[Math] Integrate: $ \int_0^\infty \frac{\log(x)}{(1+x^2)^2} \, dx $ without using complex analysis methods

Question

Can this integral be solved without using any complex analysis methods: $$ \int_0^\infty \frac{\log(x)}{(1+x^2)^2} \, dx $$

Thanks.

Answer 1

[Corrected and justified]

The change of variables $x = e^{-t}$ converts the integral to $-\int_{-\infty}^\infty te^{-t} dt \left/(1+e^{2t})^2 \right.$. Splitting into $\int_{-\infty}^0 + \int_0^\infty$ and combining $t$ with $-t$ yields $$ - \int_0^\infty \frac{t(e^{-t}-e^{-3t})dt}{(1+e^{-2t})^2} = -\int_0^\infty t(e^{-t} - 3e^{-3t} + 5e^{-5t} - 7e^{-7t} + - \cdots) \, dt. $$ Integrating termwise yields $-(1 - \frac13 + \frac15 - \frac17 + - \cdots) = -\pi/4$. Termwise integration requires some justification because the sum does not converge absolutely, but no complex analysis is needed.

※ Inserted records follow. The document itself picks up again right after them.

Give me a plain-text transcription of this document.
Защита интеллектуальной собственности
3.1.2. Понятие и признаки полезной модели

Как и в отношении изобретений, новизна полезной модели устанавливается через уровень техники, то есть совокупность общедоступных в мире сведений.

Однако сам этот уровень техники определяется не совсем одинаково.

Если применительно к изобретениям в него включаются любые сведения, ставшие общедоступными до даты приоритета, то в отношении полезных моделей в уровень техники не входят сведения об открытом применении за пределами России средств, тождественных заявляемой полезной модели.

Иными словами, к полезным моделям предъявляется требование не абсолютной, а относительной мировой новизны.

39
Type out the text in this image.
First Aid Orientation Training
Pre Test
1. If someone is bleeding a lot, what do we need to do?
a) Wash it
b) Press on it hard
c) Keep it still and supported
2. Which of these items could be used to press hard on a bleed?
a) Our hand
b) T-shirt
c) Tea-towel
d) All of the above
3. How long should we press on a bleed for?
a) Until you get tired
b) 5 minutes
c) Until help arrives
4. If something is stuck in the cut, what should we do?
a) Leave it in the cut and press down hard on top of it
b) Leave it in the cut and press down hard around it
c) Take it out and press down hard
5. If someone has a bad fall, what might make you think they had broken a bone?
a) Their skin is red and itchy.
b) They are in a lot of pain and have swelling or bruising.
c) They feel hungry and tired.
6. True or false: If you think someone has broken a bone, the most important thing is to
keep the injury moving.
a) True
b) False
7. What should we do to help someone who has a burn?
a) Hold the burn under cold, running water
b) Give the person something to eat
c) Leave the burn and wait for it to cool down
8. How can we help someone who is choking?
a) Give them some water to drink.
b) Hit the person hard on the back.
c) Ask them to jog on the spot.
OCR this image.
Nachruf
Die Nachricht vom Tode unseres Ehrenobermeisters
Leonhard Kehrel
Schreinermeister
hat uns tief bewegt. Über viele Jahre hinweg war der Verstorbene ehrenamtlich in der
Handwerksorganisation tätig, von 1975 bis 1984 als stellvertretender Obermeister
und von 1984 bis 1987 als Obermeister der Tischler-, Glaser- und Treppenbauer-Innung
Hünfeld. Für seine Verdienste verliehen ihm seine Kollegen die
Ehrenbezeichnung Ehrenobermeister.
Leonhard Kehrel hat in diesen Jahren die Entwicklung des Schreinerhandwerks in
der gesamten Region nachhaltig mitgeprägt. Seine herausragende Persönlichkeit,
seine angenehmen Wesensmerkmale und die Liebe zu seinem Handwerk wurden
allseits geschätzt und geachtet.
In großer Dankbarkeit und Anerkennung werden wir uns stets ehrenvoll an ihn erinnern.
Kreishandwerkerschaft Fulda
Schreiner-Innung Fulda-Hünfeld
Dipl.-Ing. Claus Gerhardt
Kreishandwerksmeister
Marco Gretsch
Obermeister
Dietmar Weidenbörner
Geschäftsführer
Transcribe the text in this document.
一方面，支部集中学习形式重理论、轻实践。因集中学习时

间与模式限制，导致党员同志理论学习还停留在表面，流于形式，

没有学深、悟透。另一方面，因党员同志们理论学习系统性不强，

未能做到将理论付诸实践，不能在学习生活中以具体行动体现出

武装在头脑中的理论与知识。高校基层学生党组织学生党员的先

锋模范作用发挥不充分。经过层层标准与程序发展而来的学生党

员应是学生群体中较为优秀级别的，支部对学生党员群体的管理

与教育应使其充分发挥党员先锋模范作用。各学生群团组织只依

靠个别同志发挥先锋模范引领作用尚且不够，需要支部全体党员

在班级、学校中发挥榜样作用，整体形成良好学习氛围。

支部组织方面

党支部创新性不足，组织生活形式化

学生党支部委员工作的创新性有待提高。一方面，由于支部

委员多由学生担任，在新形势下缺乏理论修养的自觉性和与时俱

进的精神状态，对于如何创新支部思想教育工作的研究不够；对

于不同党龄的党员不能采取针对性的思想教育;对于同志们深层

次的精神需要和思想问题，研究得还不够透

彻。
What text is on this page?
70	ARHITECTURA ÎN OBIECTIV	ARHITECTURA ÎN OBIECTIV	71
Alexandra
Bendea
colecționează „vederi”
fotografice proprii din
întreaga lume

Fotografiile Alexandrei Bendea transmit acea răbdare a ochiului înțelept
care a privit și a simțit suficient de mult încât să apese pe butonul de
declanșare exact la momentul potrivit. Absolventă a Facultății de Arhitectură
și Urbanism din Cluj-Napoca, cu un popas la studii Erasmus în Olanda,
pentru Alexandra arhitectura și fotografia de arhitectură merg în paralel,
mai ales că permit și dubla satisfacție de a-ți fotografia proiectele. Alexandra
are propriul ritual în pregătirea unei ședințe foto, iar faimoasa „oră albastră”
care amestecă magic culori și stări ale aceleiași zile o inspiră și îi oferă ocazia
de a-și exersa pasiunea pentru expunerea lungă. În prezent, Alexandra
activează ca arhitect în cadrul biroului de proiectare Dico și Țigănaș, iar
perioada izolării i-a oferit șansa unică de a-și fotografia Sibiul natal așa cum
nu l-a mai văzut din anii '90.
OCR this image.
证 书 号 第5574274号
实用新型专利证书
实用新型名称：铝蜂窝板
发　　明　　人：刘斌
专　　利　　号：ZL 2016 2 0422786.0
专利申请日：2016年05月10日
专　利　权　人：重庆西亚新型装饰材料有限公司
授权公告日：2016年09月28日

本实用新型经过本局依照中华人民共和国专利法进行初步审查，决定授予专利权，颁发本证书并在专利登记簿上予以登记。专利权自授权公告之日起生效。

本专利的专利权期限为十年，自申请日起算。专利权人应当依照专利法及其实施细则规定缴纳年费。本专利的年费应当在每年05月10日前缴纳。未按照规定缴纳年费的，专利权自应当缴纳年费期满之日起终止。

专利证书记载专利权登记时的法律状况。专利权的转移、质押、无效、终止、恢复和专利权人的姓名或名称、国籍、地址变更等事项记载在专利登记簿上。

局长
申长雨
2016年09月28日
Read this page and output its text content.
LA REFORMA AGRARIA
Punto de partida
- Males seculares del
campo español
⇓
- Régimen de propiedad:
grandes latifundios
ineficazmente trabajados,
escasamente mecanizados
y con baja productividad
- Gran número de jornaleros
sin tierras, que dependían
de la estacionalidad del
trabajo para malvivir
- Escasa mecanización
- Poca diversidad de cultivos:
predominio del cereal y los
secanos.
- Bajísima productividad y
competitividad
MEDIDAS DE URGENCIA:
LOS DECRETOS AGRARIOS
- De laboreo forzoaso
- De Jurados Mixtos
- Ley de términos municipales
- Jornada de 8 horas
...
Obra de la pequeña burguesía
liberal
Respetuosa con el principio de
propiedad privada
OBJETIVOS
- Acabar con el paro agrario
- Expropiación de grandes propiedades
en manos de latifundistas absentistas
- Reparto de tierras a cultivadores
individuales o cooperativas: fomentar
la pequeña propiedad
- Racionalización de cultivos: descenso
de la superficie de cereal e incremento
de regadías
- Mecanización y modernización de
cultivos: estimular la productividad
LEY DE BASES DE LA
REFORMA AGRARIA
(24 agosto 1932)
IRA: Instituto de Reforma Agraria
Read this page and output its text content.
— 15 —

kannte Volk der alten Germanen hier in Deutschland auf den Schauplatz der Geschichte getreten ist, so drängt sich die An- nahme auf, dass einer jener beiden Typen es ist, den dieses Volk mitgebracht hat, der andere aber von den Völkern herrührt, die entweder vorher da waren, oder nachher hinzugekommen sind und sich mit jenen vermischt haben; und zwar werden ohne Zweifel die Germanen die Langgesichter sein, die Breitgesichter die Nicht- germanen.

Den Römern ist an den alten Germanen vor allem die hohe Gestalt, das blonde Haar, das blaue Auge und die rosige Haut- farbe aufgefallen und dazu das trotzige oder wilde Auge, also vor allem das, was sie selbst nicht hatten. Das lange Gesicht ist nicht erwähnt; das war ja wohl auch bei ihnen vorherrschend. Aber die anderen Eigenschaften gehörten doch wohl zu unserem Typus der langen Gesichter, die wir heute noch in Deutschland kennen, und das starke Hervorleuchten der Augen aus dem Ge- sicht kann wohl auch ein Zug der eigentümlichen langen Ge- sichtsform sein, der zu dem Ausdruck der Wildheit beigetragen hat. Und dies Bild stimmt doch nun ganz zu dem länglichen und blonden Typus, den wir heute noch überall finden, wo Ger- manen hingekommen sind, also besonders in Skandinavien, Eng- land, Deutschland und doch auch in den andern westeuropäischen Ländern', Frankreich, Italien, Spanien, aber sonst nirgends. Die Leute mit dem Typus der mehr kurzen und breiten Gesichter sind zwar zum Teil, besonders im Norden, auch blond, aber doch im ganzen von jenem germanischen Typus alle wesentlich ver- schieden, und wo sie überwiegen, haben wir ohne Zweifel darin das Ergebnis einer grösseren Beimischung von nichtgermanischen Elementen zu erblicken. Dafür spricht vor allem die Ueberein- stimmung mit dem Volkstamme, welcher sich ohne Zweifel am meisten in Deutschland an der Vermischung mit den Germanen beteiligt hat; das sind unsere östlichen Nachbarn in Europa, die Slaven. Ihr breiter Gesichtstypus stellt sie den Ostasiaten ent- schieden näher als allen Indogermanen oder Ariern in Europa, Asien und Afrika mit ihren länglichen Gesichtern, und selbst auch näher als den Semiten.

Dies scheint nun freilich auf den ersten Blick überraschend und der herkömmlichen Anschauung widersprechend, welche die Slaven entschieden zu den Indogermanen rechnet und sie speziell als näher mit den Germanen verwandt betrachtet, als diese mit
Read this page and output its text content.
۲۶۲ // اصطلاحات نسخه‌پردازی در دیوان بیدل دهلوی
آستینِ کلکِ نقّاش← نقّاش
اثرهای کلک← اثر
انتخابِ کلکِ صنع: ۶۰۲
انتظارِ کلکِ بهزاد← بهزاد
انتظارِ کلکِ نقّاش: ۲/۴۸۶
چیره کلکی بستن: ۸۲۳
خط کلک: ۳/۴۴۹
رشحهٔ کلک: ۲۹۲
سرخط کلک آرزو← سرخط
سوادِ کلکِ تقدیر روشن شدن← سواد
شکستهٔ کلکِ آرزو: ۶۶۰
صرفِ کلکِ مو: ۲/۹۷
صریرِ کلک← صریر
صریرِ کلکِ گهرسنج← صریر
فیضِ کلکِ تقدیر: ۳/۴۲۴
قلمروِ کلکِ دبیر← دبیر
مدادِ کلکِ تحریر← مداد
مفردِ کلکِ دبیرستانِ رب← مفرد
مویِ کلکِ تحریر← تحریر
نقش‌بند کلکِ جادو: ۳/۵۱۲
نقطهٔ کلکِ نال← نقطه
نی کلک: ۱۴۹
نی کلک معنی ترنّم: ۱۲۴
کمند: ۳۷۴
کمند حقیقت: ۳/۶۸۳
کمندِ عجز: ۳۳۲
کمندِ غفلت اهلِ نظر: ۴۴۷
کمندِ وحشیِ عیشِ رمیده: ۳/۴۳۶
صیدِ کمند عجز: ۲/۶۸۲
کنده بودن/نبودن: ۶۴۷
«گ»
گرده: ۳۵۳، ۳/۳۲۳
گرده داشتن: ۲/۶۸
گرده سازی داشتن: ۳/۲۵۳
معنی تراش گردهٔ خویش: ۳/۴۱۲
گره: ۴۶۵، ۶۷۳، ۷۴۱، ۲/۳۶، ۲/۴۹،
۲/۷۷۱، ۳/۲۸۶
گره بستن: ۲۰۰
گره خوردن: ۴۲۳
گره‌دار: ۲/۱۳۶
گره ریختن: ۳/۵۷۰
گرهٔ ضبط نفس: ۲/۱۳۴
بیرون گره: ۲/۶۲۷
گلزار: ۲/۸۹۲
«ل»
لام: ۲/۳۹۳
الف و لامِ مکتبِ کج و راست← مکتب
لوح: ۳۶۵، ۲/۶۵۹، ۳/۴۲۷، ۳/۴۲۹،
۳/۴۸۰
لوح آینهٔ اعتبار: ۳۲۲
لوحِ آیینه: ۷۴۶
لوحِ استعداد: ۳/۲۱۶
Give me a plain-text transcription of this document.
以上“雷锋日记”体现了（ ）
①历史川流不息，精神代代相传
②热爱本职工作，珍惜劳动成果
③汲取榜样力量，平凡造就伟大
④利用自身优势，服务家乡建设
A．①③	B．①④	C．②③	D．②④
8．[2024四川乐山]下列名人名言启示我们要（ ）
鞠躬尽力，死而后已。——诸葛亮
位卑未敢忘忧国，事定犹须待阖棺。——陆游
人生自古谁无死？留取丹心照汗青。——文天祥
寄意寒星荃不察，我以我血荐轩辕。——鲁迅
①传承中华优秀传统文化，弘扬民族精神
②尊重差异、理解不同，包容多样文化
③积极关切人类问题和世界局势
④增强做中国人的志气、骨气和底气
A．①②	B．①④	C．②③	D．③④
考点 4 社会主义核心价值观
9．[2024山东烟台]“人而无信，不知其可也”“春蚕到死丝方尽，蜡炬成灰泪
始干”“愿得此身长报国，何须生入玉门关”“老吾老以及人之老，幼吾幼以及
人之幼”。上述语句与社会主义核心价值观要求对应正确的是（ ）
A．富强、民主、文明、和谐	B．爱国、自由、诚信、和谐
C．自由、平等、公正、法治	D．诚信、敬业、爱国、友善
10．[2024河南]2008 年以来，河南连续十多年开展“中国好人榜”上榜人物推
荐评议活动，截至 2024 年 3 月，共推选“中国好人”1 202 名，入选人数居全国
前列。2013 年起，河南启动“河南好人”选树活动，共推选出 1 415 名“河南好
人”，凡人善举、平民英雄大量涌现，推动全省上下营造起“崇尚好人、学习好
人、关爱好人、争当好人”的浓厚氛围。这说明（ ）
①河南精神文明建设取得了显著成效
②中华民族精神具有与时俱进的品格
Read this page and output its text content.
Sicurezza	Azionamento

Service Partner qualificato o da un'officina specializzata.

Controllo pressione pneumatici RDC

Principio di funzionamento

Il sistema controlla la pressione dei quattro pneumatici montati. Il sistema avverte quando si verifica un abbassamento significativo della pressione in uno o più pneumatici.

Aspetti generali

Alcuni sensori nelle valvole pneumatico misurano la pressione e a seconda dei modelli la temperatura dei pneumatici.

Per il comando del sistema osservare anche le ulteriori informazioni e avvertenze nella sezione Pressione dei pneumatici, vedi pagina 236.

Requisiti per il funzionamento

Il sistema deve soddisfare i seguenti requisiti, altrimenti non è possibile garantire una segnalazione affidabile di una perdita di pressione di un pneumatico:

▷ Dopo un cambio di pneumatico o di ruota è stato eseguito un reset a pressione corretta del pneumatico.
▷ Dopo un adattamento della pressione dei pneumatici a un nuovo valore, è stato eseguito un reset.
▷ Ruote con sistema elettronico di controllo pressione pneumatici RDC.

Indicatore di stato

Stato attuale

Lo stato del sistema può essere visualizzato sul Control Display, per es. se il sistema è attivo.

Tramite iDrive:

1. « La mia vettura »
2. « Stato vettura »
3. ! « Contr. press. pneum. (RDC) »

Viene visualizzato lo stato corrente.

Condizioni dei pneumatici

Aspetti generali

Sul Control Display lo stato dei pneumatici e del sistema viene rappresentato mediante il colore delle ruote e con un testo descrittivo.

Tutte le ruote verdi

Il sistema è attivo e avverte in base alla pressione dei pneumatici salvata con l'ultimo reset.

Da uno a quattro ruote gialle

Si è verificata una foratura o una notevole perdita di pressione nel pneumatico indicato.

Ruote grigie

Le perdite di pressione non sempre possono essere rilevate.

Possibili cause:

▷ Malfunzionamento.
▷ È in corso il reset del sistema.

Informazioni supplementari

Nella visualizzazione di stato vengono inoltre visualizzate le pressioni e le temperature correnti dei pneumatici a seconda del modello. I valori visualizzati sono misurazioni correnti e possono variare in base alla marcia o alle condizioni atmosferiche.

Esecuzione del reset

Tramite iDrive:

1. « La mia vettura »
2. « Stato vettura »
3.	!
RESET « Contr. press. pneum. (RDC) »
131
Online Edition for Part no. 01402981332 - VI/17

One way to justify the termwise integration in this setting is to write the integral as the limit as $N \rightarrow \infty$ of $$ - \int_0^\infty \frac{t(e^{-t}-e^{-3t}-2e^{-(4N+1)t})dt}{(1+e^{2t})^2}. $$ Expanding $(e^{-t}-e^{-3t}-2e^{-(4N+1)t}) \left/ (1+e^{-2t})^2 \right.$ in powers of $e^{-t}$, and integrating termwise, yields $$ S_N := -\left( 1 - \frac 13 + \frac15 - \frac17 + - \cdots \right. \phantom{\infty\infty\infty\infty\infty\infty\infty\infty\infty\inftyinfty\infty\infty} $$ $$ \phantom{\infty\infty\infty\infty\infty} \left. - \frac1{4N-1} + \frac{4N-1}{(4N+1)^2} - \frac{4N-1}{(4N+3)^2} + \frac{4N-1}{(4N+5)^2} - \frac{4N-1}{(4N+7)^2} + - \cdots \right), $$ this time justified by absolute convergence. The series $S_N$, like $-(1 - \frac13 + \frac15 - \frac17 + - \cdots)$, is an alternating series whose terms decrease in absolute value. The two series agree through the $1/(4N-1)$ term, and both remainders are bounded in absolute value by $1/(4N+1)$. Therefore as $N \rightarrow \infty$ the new series $S_N$ approaches $-(1 - \frac13 + \frac15 - \frac17 + - \cdots) = -\pi/4$, and we're done.